Some prominent investors using media platforms to warn of a stock market crash are doing so to pad their short positions, President Donald Trump alleged in a Wednesday tweet.
“When the so-called ‘rich guys’ speak negatively about the market, you must always remember that some are betting big against it, and make a lot of money if it goes down,” the president wrote. “Then they go positive, get big publicity, and make it going up.”
He continued: “They get you both ways. Barely legal?”

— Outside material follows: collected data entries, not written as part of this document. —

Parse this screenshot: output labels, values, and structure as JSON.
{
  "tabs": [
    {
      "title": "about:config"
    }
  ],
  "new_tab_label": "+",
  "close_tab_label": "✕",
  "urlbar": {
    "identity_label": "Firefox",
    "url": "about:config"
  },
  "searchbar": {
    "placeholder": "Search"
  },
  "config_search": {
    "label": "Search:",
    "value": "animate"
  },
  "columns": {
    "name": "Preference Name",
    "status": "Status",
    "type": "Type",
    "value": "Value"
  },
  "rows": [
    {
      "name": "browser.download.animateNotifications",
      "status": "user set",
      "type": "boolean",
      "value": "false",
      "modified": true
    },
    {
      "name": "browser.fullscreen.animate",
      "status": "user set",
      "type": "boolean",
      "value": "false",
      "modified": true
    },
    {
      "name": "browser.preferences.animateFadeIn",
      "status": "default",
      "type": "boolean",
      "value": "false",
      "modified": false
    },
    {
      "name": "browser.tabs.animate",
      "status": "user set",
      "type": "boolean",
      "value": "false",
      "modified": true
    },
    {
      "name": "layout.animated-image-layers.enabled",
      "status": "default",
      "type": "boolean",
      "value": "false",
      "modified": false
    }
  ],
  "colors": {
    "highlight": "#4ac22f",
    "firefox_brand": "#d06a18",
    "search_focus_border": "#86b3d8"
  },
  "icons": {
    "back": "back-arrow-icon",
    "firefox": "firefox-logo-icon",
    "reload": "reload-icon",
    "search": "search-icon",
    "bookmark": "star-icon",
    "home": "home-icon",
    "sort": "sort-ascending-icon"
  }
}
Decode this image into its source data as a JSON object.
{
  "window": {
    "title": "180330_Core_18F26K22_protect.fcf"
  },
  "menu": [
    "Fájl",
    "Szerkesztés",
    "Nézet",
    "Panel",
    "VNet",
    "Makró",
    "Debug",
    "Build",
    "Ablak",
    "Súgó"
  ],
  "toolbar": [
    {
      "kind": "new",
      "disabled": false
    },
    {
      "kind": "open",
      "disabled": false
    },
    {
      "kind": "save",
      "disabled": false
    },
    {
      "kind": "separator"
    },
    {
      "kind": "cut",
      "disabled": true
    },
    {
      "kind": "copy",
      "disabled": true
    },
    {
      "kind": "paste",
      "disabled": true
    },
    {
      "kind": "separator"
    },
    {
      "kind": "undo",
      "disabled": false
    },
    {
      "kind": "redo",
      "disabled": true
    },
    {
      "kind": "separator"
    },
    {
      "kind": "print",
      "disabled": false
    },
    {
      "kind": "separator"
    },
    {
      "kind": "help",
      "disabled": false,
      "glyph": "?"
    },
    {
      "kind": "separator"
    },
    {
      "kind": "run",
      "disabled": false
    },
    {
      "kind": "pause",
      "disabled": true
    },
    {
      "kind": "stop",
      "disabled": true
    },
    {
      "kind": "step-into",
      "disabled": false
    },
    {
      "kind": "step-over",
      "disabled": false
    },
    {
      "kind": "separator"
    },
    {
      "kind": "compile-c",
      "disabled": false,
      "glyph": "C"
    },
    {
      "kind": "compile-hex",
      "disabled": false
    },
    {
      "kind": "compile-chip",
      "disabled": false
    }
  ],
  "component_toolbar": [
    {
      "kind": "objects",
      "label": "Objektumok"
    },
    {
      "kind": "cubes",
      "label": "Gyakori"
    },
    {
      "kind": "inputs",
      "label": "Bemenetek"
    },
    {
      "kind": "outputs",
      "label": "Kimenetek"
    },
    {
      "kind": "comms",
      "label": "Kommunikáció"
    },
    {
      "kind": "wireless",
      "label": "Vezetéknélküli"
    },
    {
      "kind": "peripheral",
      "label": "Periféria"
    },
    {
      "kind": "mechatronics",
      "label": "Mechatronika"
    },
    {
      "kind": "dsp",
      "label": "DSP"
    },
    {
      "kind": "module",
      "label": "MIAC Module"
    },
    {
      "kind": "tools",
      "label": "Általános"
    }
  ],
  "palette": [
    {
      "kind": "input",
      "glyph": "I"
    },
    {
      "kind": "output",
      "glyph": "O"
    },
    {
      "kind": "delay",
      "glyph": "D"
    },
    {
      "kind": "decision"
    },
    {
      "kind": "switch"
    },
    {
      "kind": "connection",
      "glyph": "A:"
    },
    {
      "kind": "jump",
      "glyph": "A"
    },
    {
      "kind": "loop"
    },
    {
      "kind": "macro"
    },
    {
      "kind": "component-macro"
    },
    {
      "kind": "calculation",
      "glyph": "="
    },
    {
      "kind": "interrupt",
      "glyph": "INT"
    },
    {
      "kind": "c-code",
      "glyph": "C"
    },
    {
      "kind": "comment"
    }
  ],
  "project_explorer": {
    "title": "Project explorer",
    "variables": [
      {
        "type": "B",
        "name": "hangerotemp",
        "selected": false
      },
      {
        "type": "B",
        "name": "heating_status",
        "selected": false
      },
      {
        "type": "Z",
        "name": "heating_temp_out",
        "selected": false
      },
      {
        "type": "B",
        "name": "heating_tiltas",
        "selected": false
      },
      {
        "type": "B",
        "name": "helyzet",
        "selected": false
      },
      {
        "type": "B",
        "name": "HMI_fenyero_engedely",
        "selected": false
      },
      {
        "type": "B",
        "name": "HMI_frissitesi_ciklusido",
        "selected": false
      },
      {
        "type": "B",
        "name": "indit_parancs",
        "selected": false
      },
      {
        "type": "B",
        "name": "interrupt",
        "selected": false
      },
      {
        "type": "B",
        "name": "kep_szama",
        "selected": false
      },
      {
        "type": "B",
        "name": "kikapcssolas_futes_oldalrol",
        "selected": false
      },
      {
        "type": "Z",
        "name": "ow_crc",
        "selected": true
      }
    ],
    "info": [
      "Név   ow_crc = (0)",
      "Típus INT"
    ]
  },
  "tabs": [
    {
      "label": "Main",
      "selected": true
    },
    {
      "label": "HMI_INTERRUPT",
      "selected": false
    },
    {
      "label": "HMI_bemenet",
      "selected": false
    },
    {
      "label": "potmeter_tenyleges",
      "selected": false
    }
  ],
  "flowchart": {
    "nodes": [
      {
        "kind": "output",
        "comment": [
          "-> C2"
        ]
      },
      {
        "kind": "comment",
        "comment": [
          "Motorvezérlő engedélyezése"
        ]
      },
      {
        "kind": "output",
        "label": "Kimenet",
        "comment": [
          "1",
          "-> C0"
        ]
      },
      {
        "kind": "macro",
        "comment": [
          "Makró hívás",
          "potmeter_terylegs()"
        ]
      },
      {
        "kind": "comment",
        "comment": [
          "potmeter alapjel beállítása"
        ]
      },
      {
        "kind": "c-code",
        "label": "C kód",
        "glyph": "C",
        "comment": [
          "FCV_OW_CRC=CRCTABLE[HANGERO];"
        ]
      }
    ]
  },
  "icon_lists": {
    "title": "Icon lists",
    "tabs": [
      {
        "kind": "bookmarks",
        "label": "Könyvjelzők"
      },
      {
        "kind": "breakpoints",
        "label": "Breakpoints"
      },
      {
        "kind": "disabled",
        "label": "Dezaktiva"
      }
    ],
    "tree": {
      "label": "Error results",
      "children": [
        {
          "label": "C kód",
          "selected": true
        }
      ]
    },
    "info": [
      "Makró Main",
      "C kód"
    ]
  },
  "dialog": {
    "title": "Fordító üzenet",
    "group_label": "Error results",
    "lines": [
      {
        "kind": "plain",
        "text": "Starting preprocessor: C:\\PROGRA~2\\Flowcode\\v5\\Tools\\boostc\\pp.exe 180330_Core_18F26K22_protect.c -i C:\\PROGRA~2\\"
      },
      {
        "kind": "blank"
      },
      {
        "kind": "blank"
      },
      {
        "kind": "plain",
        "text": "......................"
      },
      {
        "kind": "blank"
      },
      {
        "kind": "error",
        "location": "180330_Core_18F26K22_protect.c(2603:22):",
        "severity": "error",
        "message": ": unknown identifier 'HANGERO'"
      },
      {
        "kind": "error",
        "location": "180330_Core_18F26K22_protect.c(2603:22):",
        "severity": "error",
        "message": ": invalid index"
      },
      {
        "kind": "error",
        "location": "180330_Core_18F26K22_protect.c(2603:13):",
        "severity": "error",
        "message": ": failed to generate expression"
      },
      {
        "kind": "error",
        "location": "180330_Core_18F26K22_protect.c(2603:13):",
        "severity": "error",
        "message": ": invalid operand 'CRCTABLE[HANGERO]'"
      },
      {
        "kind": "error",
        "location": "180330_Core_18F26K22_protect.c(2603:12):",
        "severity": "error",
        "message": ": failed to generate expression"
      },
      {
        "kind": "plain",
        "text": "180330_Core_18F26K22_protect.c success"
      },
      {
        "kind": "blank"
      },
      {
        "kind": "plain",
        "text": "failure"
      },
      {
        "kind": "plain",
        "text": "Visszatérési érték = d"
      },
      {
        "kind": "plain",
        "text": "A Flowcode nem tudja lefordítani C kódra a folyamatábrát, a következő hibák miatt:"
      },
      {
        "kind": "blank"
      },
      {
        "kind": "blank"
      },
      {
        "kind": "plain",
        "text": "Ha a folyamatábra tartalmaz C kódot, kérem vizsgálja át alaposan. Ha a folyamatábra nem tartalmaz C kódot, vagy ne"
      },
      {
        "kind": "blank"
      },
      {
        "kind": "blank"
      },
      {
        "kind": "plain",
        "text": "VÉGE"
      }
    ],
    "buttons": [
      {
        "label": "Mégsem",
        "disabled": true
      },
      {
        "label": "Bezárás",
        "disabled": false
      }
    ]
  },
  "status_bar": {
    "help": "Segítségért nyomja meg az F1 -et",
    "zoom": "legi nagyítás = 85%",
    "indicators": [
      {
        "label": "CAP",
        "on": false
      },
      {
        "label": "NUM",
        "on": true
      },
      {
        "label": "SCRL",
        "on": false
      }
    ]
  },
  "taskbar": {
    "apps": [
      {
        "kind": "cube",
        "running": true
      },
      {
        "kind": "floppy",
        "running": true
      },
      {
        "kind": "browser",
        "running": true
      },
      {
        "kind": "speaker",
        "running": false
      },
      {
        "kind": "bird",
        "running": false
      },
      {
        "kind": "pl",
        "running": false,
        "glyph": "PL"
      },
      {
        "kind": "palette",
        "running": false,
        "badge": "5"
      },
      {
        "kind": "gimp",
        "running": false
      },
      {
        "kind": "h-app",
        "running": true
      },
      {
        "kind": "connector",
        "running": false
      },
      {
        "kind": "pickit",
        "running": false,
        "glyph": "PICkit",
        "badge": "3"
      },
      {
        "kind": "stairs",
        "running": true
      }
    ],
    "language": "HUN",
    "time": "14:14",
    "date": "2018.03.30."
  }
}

While short-selling remains a legal practice, banning it is not unheard of. Shorting of financial stocks was temporarily halted in September 2008 as the financial crisis reached its peak. Several European nations including Italy, Spain, and France instituted similar policies in the wake of coronavirus-driven sell-offs.
Such bans have been criticised for escalating market chaos in already turbulent times. Securities and Exchange Commission Chair Jay Clayton said on March 30 the agency shouldn’t use such policies, as they interfere with free-market dynamics.
“You need to be able to be on the short side of the market in order to facilitate ordinary market trading,” he said in an interview with CNBC.
It’s unclear which high-profile market commentators the president may have been targeting in his morning tweet, but several fit the description. Pershing Square CEO Bill Ackman made waves in late March after turning a $US27 million credit-protection bet into $US2.6 billion as the financial sector was slammed by coronavirus fears.
Before mentioning the windfall to his clients, the fund manager made a passionate, 30-minute appearance on CNBC warning of a dire market downturn. The March 18 interview helped push stock indexes to intraday lows and drew allegations of fearmongering.
Ackman noted later that day he was “confident the president will do the right thing” and institute nationwide lockdowns.
More recently, billionaire investor Stanley Druckenmiller warned the stock market’s current risk-reward backdrop was “as bad as I’ve ever seen it.” He expressed doubt that the Federal Reserve’s easing measures would keep markets from tumbling again, and said he thought that a sharp economic rebound likely won’t materialise.
“I pray I’m wrong on this, but I just think that the V-out is a fantasy,” he said in a videoconference Tuesday with The Economic Club of New York.